NVIDIA · garcia · Aug 9, 2025 · Aug 9, 2025
diff --git a/CMakeLists.txt b/CMakeLists.txt
@@ -25,7 +25,7 @@ endif()
 set(FLAGS "")
 set(CMAKE_CUDA_FLAGS "" CACHE STRING "" FORCE)
 # Note that cmake will insert semicolons between these item automatically...
-set(SM_LIST_IN "70,75,80,90" CACHE STRING "Please input compute capability")
+set(SM_LIST_IN "75,80,90" CACHE STRING "Please input compute capability")
 MARK_AS_ADVANCED(SM_LIST)
 string(REPLACE "\," "\ " DISPLAY_SMS_LIST ${SM_LIST_IN})
 string(REPLACE "\," "\;" SM_LIST ${SM_LIST_IN})

diff --git a/util/measure.cc b/util/measure.cc
@@ -236,28 +236,31 @@ void printGemmSOL(int mathMode, double computeSeconds, int iterations, int m, in
     return;
   }
 
+  int clockRate;
+  cudaDeviceGetAttribute(&clockRate, cudaDevAttrClockRate, device_id);
+
   // Set theoretical throughput to 0 at first (will be set later based on architecture)

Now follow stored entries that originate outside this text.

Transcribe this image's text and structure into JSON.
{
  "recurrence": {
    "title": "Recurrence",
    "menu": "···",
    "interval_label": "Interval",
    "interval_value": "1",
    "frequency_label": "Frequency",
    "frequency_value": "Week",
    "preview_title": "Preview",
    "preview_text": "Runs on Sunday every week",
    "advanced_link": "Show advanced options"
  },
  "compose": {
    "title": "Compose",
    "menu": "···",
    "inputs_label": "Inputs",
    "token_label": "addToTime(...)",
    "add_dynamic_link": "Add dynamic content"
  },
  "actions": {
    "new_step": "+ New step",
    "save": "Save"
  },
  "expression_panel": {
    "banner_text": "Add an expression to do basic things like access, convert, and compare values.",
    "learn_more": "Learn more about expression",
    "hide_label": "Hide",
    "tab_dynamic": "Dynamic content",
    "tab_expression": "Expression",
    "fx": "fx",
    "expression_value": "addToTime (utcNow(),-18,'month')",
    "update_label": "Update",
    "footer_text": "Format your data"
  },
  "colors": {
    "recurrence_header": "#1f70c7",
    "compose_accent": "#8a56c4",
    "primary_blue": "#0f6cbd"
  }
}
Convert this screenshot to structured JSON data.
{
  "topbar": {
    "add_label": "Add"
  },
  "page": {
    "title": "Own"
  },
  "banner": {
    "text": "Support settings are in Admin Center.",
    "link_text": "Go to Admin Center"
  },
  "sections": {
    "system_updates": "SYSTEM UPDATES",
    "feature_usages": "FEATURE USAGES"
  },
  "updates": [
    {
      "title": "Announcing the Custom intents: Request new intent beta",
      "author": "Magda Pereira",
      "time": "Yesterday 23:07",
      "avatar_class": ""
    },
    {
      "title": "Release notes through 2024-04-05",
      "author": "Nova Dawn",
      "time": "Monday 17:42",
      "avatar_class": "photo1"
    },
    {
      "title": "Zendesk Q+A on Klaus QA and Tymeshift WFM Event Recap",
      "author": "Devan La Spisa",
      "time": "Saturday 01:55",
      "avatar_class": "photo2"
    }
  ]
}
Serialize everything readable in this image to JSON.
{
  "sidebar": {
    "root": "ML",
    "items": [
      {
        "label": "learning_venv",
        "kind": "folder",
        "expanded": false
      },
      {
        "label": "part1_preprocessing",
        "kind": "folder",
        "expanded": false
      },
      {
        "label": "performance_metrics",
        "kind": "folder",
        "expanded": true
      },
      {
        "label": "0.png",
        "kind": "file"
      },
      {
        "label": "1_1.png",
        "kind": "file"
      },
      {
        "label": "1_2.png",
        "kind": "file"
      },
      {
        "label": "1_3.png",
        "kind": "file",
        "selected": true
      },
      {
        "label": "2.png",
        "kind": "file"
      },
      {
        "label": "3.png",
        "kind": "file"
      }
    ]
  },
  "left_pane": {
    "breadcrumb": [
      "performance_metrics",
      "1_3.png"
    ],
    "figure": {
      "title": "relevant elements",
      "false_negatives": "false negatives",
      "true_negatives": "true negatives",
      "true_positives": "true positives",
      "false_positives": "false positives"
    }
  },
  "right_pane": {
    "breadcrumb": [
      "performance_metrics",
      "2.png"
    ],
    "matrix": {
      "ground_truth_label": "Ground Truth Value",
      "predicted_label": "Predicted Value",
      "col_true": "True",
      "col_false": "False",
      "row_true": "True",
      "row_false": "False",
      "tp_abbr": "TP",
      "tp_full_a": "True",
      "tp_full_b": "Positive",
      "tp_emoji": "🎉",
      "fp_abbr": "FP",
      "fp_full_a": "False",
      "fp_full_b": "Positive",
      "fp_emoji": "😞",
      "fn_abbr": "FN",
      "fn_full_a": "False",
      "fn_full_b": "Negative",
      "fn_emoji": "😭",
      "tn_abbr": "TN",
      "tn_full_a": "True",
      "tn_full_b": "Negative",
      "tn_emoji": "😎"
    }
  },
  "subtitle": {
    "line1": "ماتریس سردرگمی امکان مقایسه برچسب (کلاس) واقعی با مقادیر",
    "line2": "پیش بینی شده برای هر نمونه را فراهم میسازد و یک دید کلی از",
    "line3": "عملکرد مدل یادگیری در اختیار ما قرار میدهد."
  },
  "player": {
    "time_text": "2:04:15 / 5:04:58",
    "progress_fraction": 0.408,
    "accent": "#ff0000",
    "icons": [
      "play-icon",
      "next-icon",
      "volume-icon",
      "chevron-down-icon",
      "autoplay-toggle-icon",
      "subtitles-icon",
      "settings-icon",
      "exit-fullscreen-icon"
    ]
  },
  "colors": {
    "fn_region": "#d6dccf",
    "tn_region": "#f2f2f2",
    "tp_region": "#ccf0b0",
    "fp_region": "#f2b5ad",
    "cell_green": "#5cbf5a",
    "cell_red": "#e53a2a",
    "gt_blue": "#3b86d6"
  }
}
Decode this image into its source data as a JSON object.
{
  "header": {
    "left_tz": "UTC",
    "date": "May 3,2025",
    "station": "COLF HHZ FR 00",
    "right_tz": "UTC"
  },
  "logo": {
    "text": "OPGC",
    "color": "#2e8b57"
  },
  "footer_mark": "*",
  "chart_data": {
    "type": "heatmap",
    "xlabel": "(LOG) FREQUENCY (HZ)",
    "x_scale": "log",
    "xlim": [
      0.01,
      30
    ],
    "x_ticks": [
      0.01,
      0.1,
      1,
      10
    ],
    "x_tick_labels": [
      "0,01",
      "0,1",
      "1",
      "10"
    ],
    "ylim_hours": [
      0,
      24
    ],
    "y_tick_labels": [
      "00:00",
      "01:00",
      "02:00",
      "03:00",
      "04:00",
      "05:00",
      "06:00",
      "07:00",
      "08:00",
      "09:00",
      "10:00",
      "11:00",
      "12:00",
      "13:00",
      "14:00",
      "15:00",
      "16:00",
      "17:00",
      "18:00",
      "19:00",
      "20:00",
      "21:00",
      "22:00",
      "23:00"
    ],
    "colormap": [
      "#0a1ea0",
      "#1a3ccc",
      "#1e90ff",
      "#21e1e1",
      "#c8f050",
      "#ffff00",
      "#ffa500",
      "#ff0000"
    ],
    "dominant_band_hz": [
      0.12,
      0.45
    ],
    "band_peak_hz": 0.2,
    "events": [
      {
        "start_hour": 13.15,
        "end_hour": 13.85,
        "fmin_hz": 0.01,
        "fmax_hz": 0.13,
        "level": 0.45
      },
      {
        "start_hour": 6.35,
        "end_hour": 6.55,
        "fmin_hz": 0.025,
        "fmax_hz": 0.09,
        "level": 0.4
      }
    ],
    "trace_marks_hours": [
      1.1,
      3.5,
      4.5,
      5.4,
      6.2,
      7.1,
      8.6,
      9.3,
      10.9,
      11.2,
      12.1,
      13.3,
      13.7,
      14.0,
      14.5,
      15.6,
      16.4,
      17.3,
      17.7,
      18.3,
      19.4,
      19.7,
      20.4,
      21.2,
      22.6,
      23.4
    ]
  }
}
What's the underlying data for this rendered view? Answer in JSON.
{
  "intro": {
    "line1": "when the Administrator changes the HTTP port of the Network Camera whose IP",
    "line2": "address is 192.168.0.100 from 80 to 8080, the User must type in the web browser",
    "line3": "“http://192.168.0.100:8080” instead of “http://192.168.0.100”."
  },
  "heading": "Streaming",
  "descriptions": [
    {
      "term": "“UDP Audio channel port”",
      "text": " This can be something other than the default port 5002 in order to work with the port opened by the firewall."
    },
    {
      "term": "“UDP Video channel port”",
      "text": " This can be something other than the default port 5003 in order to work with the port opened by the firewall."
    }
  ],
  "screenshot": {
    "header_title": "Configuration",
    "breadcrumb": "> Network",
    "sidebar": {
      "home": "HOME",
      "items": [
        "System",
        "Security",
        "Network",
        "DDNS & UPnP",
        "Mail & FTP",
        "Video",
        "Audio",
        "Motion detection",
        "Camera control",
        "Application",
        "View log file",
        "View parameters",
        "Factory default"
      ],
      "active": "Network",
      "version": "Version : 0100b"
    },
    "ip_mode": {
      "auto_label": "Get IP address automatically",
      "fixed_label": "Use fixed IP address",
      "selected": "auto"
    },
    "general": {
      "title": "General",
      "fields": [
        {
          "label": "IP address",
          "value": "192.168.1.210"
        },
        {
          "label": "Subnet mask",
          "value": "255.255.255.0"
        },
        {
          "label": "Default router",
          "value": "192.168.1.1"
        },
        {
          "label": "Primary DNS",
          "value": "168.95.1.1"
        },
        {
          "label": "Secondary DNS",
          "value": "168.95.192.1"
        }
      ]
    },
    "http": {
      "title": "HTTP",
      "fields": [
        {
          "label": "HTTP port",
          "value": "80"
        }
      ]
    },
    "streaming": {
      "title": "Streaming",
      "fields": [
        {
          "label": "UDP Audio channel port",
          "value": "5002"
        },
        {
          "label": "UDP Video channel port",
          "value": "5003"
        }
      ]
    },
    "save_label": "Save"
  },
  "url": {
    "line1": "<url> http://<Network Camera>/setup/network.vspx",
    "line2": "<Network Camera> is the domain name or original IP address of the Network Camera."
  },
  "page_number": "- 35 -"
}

   double theoryThroughput = 0;
 
   assert((prop.major == 3) || (prop.major == 5) || (prop.major == 6) || (prop.major == 7) || (prop.major == 8));
   if(prop.major == 8) {
-    theoryThroughput = 2 * 64  * (double)prop.multiProcessorCount * (double)prop.clockRate*1e3;
+    theoryThroughput = 2 * 64  * (double)prop.multiProcessorCount * (double)clockRate*1e3;
   } else if(prop.major == 7) {
-    theoryThroughput = 2 * 64  * (double)prop.multiProcessorCount * (double)prop.clockRate*1e3;
+    theoryThroughput = 2 * 64  * (double)prop.multiProcessorCount * (double)clockRate*1e3;
   } else if(prop.major == 6) { // On Pascal, we have 64 or 128 FMAs per SM per clock
     if(prop.minor == 0) { // SM60 GP100
-      theoryThroughput = 2 * 64  * (double)prop.multiProcessorCount * (double)prop.clockRate*1e3;
+      theoryThroughput = 2 * 64  * (double)prop.multiProcessorCount * (double)clockRate*1e3;
     } else { // SM61+ GP102+
-      theoryThroughput = 2 * 128 * (double)prop.multiProcessorCount * (double)prop.clockRate*1e3;
+      theoryThroughput = 2 * 128 * (double)prop.multiProcessorCount * (double)clockRate*1e3;
     }
   }
   // If Maxwell, we can compute 128FMAs per SM per clock
   else if(prop.major > 3){
-    theoryThroughput = 2 * 128 * (double)prop.multiProcessorCount * (double)prop.clockRate*1e3;
+    theoryThroughput = 2 * 128 * (double)prop.multiProcessorCount * (double)clockRate*1e3;
   }
   // If Kepler, we can compute 192FMAs per SM per clock
   else{
-    theoryThroughput = 2 * 192 * (double)prop.multiProcessorCount * (double)prop.clockRate*1e3;
+    theoryThroughput = 2 * 192 * (double)prop.multiProcessorCount * (double)clockRate*1e3;
   }
   // Correct for non-sgemm flops count, depending om the architecture
   theoryThroughput *= coefGemmSOL<T_MATH>(mathMode, prop.major, prop.minor, algorithm);